At the start of this term, we were studying an article in the literature book, ‘I have a dream’ and I thought it would be interesting for them. I knew that my students like to talk and share their opinions, so I knew that it would be something they would want to do. By chance, one of my colleagues mentioned that Martin Luther King’s Day was in January. It coincided with the day that I had general assembly in the morning. I suggested to the girls that we could do something related to the topic. They came up with the idea to do a Rosa Parks scene in the bus.

A view of the Marin Luther King project.
A view of the Martin Luther King Jr. project.

Did they dramatise it?

Yes. It was fun. One of the earliest challenges we faced was the language of the speech but they enjoyed it a lot. They had handcuffs, guns…plastic ones! (Laughing). They are not allowed to bring real guns to school! So they brought moustaches and set everything for the whole scene. They did the scene with Rosa Parks and a part of Mr King’s speech. They had banners and they were calling for freedom and equality. One of the girls acted like Mr King. She wore a suit and tie. It was very nice. They had one week only to prepare for the morning assembly and a photo gallery of the Washington march in 1963.

What were some of the surprises that the project revealed?

They were Grade nine girls and all the girls worked beautifully together even the shy ones.

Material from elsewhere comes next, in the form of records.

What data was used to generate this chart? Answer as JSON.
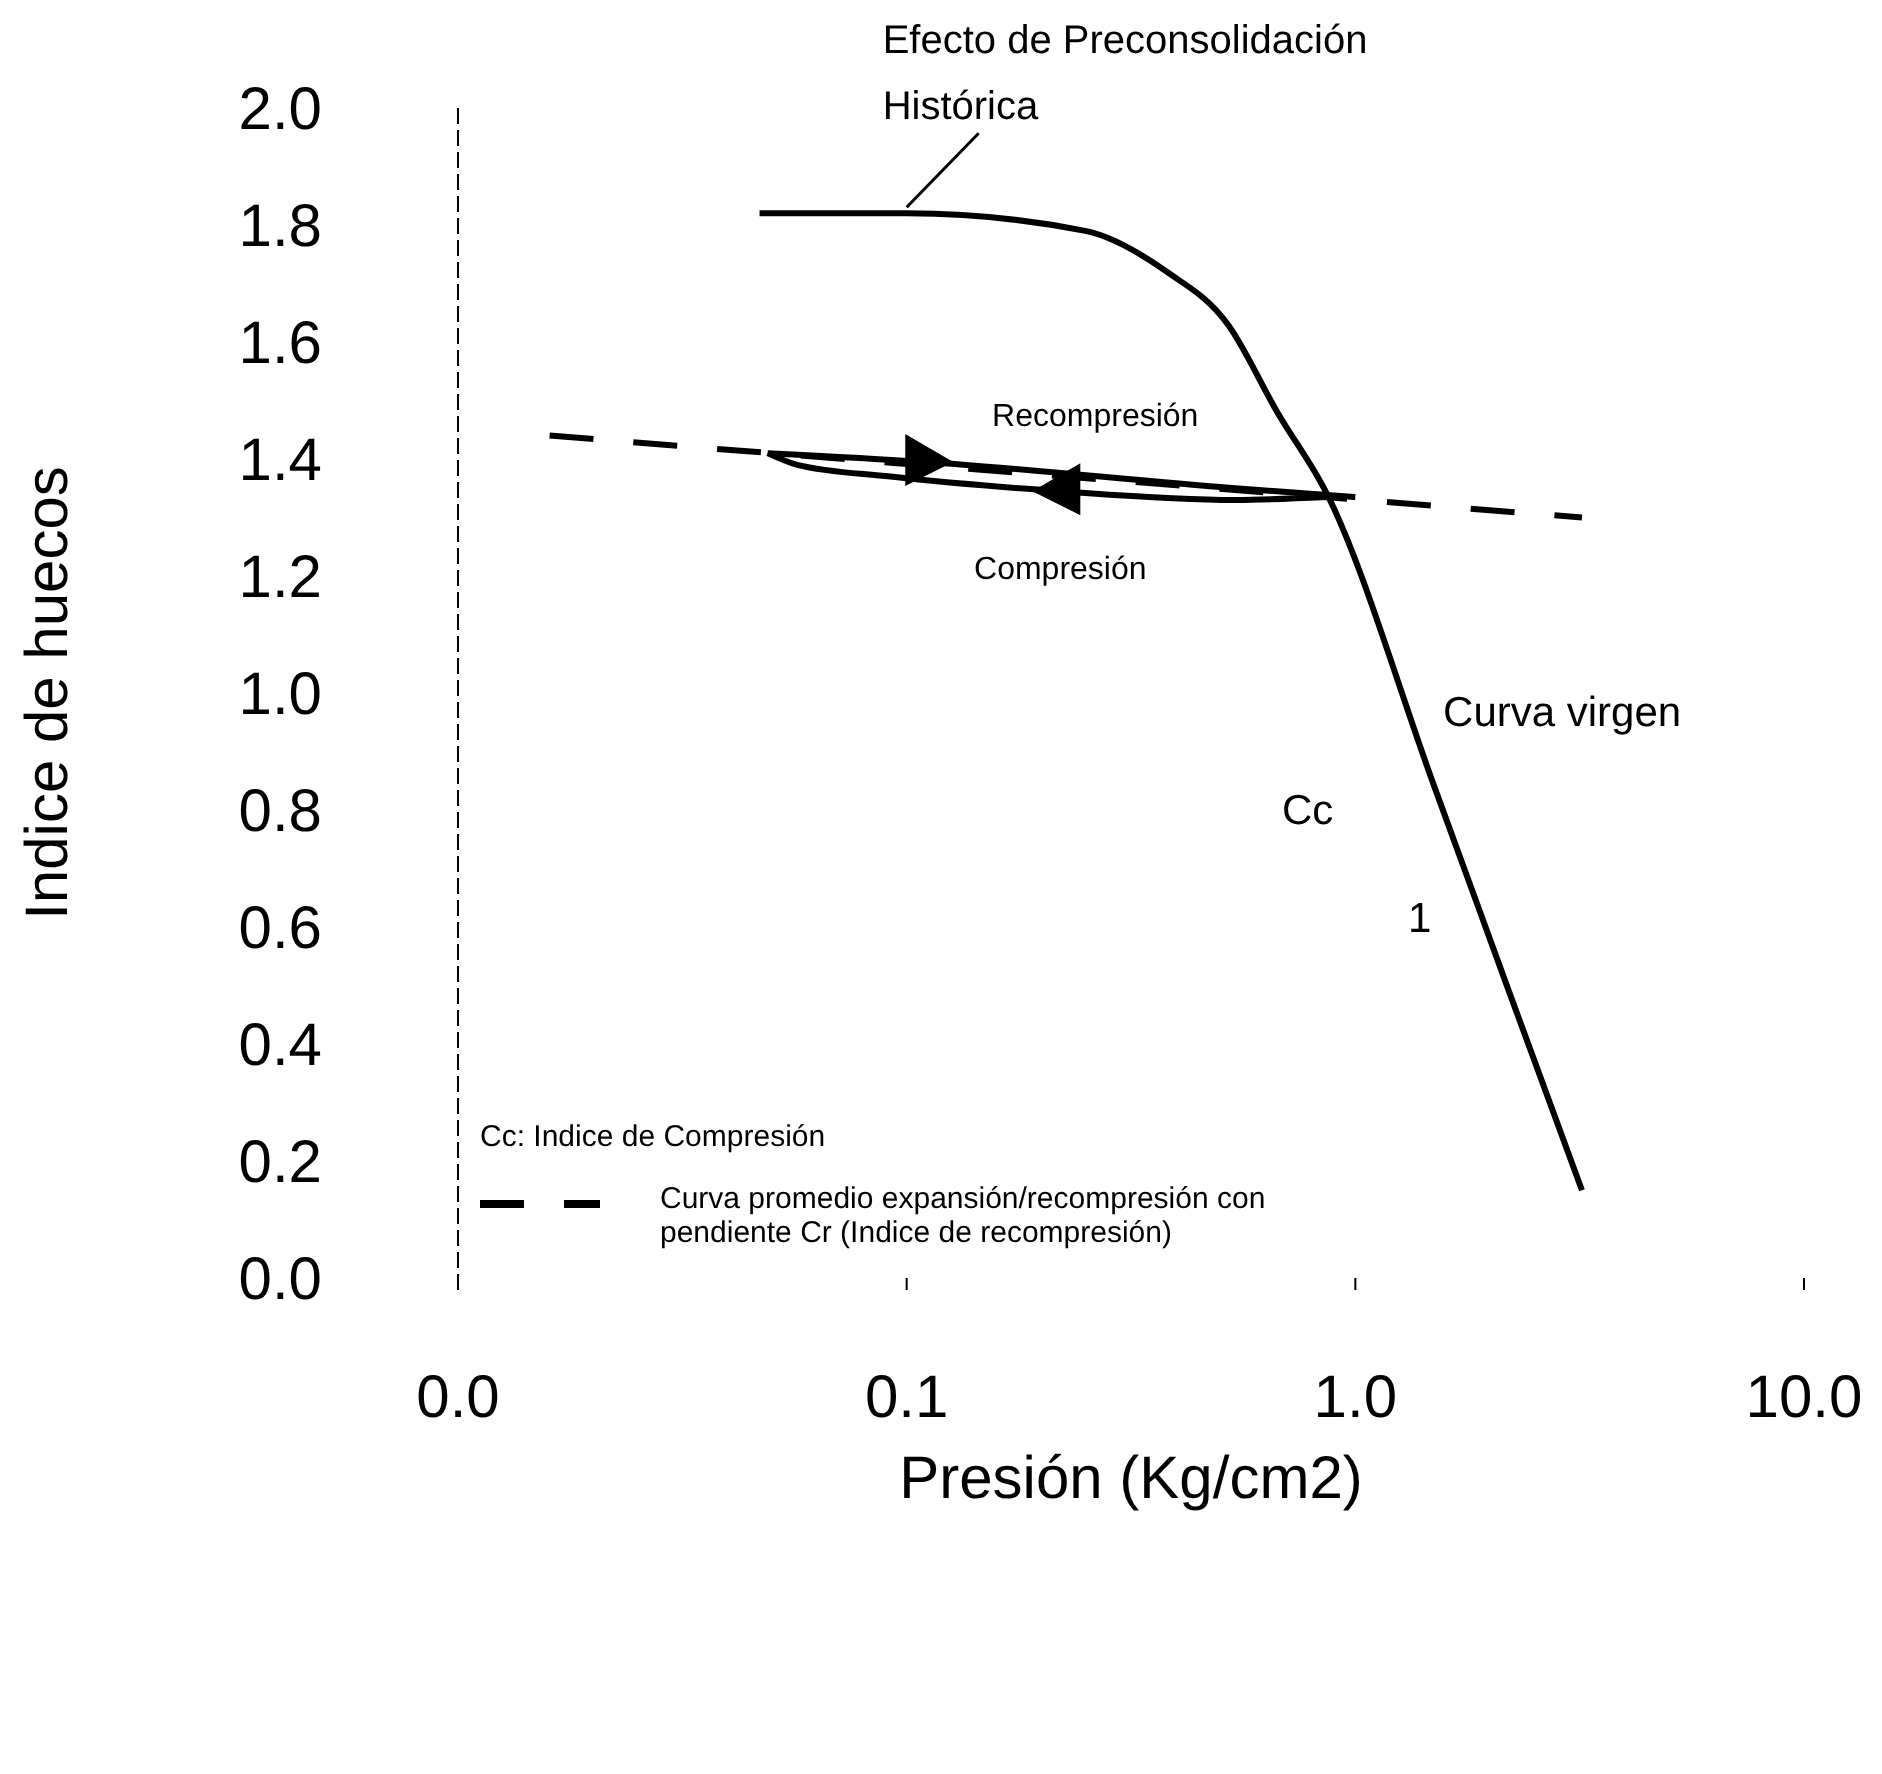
{
  "chart_data": {
    "type": "line",
    "xlabel": "Presión (Kg/cm2)",
    "ylabel": "Indice de huecos",
    "log": "x",
    "xlim": [
      0.01,
      10
    ],
    "xticks": [
      {
        "value": 0.01,
        "label": "0.0"
      },
      {
        "value": 0.1,
        "label": "0.1"
      },
      {
        "value": 1,
        "label": "1.0"
      },
      {
        "value": 10,
        "label": "10.0"
      }
    ],
    "ylim": [
      0,
      2
    ],
    "yticks": [
      {
        "value": 0,
        "label": "0.0"
      },
      {
        "value": 0.2,
        "label": "0.2"
      },
      {
        "value": 0.4,
        "label": "0.4"
      },
      {
        "value": 0.6,
        "label": "0.6"
      },
      {
        "value": 0.8,
        "label": "0.8"
      },
      {
        "value": 1,
        "label": "1.0"
      },
      {
        "value": 1.2,
        "label": "1.2"
      },
      {
        "value": 1.4,
        "label": "1.4"
      },
      {
        "value": 1.6,
        "label": "1.6"
      },
      {
        "value": 1.8,
        "label": "1.8"
      },
      {
        "value": 2,
        "label": "2.0"
      }
    ],
    "marker": "none",
    "legend": "bottom left",
    "series": [
      {
        "name": "Curva virgen",
        "color": "#000000",
        "line_style": "solid",
        "x": [
          0.047,
          0.1,
          0.25,
          0.38,
          0.52,
          0.67,
          0.865,
          1.5,
          2.2,
          3.2
        ],
        "values": [
          1.82,
          1.82,
          1.79,
          1.72,
          1.63,
          1.48,
          1.34,
          0.84,
          0.49,
          0.15
        ]
      },
      {
        "name": "Curva promedio expansión/recompresión con pendiente Cr (Indice de recompresión)",
        "color": "#000000",
        "line_style": "dashed",
        "x": [
          0.016,
          3.2
        ],
        "values": [
          1.44,
          1.3
        ]
      },
      {
        "name": "Recompresión",
        "color": "#000000",
        "line_style": "solid",
        "x": [
          0.049,
          0.11,
          0.54,
          1.0
        ],
        "values": [
          1.41,
          1.395,
          1.35,
          1.335
        ]
      },
      {
        "name": "Compresión",
        "color": "#000000",
        "line_style": "solid",
        "x": [
          0.049,
          0.057,
          0.092,
          0.22,
          0.54,
          0.86
        ],
        "values": [
          1.41,
          1.39,
          1.37,
          1.345,
          1.33,
          1.335
        ]
      }
    ],
    "annotations": [
      {
        "text": "Efecto de Preconsolidación Histórica",
        "x": 0.1,
        "y": 1.82
      },
      "Cc",
      "1",
      "Cc:  Indice de Compresión"
    ]
  }
}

After the assembly, we had the exhibition and invited the principal and all the administrative staff. They had put a lot of work into doing the research, making the posters and banners. They used the laptop to play some of the speech remixes. They were so enthusiastic about it. The principal admired their work. The girls were so proud of themselves. I remember one of the girls coming to me afterwards and saying ‘Miss, we have never done anything like this in our lives before and I was not confident but today you gave me a huge push and I am so happy’. One of the other girls sent me a note saying, ‘thank you, Miss. You are doing a great job.’

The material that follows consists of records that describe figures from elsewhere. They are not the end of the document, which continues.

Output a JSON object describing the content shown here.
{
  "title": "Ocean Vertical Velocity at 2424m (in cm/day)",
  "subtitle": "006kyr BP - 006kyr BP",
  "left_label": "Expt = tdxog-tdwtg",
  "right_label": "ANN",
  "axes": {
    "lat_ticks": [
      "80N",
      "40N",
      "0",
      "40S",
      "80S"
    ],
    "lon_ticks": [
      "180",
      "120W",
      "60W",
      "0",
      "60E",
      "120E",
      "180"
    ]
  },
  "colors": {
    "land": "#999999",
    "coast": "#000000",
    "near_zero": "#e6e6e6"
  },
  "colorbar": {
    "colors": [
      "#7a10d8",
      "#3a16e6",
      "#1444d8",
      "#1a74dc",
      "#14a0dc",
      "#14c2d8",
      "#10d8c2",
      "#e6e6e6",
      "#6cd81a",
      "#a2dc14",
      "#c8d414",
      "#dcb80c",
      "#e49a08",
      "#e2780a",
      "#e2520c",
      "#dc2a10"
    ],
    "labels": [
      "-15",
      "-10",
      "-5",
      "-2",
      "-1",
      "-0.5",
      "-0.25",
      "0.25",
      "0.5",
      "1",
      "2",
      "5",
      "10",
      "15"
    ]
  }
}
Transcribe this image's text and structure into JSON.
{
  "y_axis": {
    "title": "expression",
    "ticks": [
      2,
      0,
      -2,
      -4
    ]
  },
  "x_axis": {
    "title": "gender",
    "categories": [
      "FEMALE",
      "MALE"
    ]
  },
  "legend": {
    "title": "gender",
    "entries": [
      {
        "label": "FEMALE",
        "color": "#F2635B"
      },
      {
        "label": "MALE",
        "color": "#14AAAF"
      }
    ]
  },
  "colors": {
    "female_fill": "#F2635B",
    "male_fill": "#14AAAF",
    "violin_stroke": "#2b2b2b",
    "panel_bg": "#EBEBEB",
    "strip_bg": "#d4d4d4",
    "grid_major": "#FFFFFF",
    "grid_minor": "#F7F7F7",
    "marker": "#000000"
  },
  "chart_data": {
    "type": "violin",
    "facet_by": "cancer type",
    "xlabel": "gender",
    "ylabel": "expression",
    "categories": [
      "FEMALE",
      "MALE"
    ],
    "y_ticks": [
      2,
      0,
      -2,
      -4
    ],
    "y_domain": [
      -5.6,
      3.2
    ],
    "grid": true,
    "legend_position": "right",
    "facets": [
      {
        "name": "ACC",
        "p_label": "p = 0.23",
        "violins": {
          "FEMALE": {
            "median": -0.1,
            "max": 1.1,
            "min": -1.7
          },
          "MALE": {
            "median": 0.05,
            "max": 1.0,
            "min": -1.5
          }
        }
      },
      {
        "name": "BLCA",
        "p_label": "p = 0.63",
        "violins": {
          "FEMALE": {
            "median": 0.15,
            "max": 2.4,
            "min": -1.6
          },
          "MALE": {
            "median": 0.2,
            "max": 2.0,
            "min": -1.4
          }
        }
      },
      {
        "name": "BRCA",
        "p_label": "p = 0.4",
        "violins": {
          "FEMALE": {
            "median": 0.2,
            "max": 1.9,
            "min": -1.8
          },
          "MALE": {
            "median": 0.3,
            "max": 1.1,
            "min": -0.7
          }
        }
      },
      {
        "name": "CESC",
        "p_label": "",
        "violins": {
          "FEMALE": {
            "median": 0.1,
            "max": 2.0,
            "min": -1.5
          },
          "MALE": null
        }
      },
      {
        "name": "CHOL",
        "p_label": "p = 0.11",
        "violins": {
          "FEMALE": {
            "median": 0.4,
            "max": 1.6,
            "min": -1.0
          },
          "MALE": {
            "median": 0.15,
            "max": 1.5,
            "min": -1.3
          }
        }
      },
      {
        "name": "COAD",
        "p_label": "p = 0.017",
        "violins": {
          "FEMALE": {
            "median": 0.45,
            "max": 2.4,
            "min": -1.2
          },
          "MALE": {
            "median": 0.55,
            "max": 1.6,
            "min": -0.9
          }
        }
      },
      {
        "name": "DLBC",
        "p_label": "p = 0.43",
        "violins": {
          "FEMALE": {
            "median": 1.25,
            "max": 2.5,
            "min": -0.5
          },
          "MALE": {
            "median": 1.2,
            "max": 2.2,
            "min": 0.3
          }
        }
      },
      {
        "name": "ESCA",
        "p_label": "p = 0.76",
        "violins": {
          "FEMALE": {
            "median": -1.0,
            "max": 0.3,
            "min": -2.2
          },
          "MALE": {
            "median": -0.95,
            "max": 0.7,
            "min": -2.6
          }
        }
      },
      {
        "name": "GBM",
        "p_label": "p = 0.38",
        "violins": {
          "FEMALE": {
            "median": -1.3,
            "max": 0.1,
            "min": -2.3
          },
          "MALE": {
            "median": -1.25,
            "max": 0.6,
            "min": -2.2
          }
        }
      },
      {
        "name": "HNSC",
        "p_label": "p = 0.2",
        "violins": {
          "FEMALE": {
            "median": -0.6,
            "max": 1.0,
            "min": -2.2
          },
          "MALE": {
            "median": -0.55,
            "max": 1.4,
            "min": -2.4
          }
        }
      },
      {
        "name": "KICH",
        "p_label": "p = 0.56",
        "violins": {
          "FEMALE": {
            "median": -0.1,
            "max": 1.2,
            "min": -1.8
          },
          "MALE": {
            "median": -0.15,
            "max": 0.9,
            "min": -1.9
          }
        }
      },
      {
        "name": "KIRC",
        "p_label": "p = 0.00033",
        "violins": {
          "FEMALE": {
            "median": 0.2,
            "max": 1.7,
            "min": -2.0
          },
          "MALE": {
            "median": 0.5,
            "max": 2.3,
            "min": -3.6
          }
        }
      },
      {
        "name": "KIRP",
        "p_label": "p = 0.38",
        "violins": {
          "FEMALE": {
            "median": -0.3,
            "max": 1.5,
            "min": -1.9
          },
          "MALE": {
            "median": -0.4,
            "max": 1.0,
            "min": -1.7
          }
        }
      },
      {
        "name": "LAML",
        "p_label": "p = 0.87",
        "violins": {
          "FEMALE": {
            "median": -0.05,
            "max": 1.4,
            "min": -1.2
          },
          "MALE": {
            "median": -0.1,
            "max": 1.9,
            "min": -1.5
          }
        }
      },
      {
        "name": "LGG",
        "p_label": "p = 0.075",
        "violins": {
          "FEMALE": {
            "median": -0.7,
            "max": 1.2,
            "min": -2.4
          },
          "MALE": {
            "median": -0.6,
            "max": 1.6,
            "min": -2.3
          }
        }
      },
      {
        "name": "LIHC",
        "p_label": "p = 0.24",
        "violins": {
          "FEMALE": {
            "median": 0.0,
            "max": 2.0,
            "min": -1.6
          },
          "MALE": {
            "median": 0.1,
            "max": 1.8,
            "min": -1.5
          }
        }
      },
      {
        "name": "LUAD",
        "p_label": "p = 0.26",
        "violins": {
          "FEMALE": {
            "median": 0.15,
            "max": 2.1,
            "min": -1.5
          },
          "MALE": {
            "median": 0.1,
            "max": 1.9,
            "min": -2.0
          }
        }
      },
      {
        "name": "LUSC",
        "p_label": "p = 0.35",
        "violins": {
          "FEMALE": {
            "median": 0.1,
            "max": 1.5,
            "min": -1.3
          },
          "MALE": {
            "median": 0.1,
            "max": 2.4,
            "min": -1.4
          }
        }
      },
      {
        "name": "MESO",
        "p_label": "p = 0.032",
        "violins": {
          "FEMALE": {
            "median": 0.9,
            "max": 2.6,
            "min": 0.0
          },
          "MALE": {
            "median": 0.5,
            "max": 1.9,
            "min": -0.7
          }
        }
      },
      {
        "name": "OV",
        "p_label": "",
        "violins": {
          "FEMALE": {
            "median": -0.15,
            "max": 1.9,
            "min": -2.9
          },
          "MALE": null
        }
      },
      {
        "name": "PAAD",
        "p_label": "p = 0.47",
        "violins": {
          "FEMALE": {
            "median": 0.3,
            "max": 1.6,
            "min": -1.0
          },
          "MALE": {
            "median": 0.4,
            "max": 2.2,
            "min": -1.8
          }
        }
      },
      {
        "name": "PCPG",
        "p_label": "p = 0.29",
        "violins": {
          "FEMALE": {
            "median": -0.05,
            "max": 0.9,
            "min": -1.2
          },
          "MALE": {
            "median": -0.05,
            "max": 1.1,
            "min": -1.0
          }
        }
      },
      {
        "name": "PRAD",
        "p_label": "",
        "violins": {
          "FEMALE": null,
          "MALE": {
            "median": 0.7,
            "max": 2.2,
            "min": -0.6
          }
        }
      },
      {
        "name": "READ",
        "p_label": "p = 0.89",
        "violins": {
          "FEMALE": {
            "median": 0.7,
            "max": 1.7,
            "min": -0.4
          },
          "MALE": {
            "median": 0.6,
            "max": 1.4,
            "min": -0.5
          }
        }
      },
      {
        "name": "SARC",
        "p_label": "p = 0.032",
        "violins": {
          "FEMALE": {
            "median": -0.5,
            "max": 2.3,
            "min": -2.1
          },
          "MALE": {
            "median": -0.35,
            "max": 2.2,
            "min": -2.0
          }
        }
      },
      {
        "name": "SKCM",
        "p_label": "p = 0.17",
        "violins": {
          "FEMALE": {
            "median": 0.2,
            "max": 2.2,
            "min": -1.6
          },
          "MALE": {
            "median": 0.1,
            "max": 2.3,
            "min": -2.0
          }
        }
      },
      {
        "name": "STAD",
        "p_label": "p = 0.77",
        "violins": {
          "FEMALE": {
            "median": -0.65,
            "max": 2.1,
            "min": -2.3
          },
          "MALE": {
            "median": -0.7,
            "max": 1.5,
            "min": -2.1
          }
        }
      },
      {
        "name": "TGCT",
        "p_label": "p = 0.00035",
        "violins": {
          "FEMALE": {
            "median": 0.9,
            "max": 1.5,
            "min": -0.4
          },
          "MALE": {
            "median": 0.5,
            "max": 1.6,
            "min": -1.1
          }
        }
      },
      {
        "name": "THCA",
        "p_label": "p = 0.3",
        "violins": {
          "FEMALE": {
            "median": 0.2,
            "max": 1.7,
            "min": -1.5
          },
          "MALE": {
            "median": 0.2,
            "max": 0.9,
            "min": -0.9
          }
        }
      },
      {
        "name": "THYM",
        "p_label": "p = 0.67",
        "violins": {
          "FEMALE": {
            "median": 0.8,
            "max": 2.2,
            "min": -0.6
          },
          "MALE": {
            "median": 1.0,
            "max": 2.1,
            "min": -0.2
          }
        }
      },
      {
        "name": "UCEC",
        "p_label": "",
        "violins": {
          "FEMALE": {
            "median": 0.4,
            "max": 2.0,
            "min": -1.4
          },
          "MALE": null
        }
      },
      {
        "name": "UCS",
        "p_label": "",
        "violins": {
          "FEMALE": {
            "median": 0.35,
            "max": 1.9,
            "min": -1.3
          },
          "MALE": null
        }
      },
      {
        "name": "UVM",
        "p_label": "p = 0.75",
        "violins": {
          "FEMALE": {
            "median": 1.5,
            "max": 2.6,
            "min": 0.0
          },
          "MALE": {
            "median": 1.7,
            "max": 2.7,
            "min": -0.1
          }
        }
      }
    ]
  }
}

That must have made you feel proud…

Oh yes, very proud of them. I am proud of what they gave us and how well they spoke. To be honest, I felt proud of myself too because I started teaching because I felt that I had something to give. Teaching is the most noble and rewarding job in the world yet it’s the hardest. So finally, when that happened, I was really proud like I had something to give and its there and I saw it! You put your efforts into planning, preparing the activities and lessons and yet the results of tests frustrate you when they don’t match what they’ve done in the classroom. So when you get such a result of your students, you get a bit disappointed and you feel that all your time has gone in vain. When you see good results, that’s when you forget all your tiredness and exhaustion and you just enjoy the moment.

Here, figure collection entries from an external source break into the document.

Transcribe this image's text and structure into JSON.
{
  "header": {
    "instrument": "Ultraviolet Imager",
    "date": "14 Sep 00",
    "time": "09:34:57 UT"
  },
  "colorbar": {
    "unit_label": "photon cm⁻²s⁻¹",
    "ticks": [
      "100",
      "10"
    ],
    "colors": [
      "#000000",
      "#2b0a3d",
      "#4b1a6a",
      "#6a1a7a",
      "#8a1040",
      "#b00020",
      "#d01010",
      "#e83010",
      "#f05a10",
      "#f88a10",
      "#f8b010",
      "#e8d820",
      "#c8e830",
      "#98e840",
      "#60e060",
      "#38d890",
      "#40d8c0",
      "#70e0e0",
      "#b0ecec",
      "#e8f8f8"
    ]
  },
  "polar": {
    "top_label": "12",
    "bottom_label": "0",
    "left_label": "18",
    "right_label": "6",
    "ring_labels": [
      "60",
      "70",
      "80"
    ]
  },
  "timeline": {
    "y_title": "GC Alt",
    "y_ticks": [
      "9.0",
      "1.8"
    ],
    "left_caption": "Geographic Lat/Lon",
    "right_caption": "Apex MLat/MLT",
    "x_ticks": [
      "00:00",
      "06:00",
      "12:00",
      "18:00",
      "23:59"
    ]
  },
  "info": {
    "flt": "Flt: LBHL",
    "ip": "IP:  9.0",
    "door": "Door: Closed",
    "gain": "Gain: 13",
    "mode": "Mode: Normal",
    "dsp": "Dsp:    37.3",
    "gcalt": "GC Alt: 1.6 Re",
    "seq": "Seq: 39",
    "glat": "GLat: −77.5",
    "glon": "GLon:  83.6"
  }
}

I use a Twitter board as a kind of assessment or plenary at the end of our lessons to see if they have any questions.

Your Twitter board is a really innovative idea especially since young people use Twitter all the time. Was it your idea?

Yes. The students are very into technology in general.  I check it after they leave each day to see if they have any questions. It helps because even the shy students who don’t talk in class are posting Tweets.

What project do you have next?

We actually did one yesterday with my Grade 10 girls. We had a reading lesson about alternative medicine. The girls wanted to do a project about that lesson. They did a dramatisation of it. Dramatisation is interesting to some of the students and you have to know your students well before you choose an activity for them. I have done a small survey of my students to determine whether they were visual, auditory or kinaesthetic learners. So I can plan my activities better. Grade ten girls love to learn through music and drama. My Grade nine girls enjoy discussions and debating. They are really confident and sometimes support their points with research.

What is the best advice that you have received?

(Laughing) I have a few. My mom always says that I can achieve the impossible. I just need to organise my time and be more focused. My principal, Mr Naser always encourages me to never be afraid to try new methods. He says that we should go and try it and not to be afraid of a challenge.